Mestinya, pihak eksekutif di provinsi dan kabupaten/kota memahami benar bahwa dana otsus harus dimanfaatkan untuk membiayai pembangunan dan pemeliharaan infrastruktur, pemberdayaan ekonomi rakyat, pengentasan kemiskinan, serta pendanaan pendidikan, sosial, dan kesehatan.
Kamudian, harus disadari pula bahwa dana otus ini bukan pendapatan yang abadi. Tapi hanya diberikan selama dua puluh tahun. Untuk tahun pertama (2008) sampai tahun ke-15 (2022) besarnya setara dengan 2% dari plafon Dana Alokasi Umum Nasional (DAUN). Untuk lima tahun berikutnya (2023-2028) besarnya setara dengan 1% plafon DAUN.
Kini, penerimaan dana itu sudah tahun ke-8 atau dengan jumlah total penerimaan hampir Rp 41 triliun.

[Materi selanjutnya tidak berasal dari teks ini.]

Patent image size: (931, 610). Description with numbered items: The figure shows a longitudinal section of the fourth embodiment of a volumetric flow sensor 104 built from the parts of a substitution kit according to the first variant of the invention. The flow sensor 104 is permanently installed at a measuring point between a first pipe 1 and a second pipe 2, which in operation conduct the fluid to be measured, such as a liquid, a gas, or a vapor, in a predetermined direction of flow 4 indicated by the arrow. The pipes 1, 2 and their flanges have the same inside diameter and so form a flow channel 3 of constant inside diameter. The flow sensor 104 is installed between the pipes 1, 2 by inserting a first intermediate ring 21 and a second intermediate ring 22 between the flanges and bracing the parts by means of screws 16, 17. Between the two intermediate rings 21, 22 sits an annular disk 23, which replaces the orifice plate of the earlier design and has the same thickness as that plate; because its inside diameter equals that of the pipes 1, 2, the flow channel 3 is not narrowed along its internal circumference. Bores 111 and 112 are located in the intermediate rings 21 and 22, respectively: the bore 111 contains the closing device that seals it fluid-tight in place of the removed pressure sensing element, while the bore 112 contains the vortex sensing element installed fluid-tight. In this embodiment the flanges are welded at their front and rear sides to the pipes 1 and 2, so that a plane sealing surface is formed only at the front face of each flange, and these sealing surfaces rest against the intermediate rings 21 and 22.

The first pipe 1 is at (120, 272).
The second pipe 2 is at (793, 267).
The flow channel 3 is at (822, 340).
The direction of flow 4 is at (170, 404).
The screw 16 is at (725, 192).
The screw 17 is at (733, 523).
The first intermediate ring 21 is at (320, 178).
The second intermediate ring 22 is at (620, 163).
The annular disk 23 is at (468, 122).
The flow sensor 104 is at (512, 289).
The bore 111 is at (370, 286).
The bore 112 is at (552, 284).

Itu merupakan angka yang luar biasa besarnya. Karenanya, akan sangat kita sesalkna jika uang sebanyak itu tidak meninggalkan “jejaknya” pada daerah dan masyarakat Aceh. Seorang peneliti mengatakan, salah satu cara melihat gagal atau berhasilnya pemanfaatan dana otsus adalah dengan kacamata kesejahteraan.
Makanya, penggunaan dana otsus yang terwujud dalam regulasi daerah tak boleh melenceng dari tujuan meningkatkan kesejahteraan. Pola pola hubungan provinsi dengan kabupaten/kota harus harmonis hingga ke programnya. Jangan sampai seperti selama ini, kabupaten/kota sering tidak tahu atau tidak mau tahu adanya proyek yang dibiayai provinsi dengan dana otsus di daerahnya. Lebih celaka lagi, setelah dikerjakan malah telantar. Kabupaten/kota seolah merasa tak butuh, kenapa dibangun atau diberi?
Jadi, hal-hal seperti inilah yang terkadang menjadikan dana otsus itu tak tepat sasaran bahkan mubazir. Justru itu pula, si peneliti tadi mengatakan, “Pengelolaan dana otsus Aceh masih dibarengi dengan lemahnya kapasitas ‘memerintah’ Pemerintah Aceh. Ini terlihat dari tingginya anggaran yang tak dipakai setiap tahun. Dalam empat tahun pertama, rata-rata sekitar Rp 1 triliun per tahun tak terpakai akibat buruknya relasi provinsi-kabupaten/kota dalam pengelolaan dana otsus.”
Kita takut, tahun 2029 akan ada anak Aceh yang bertanya: Mana jejak dana otsus?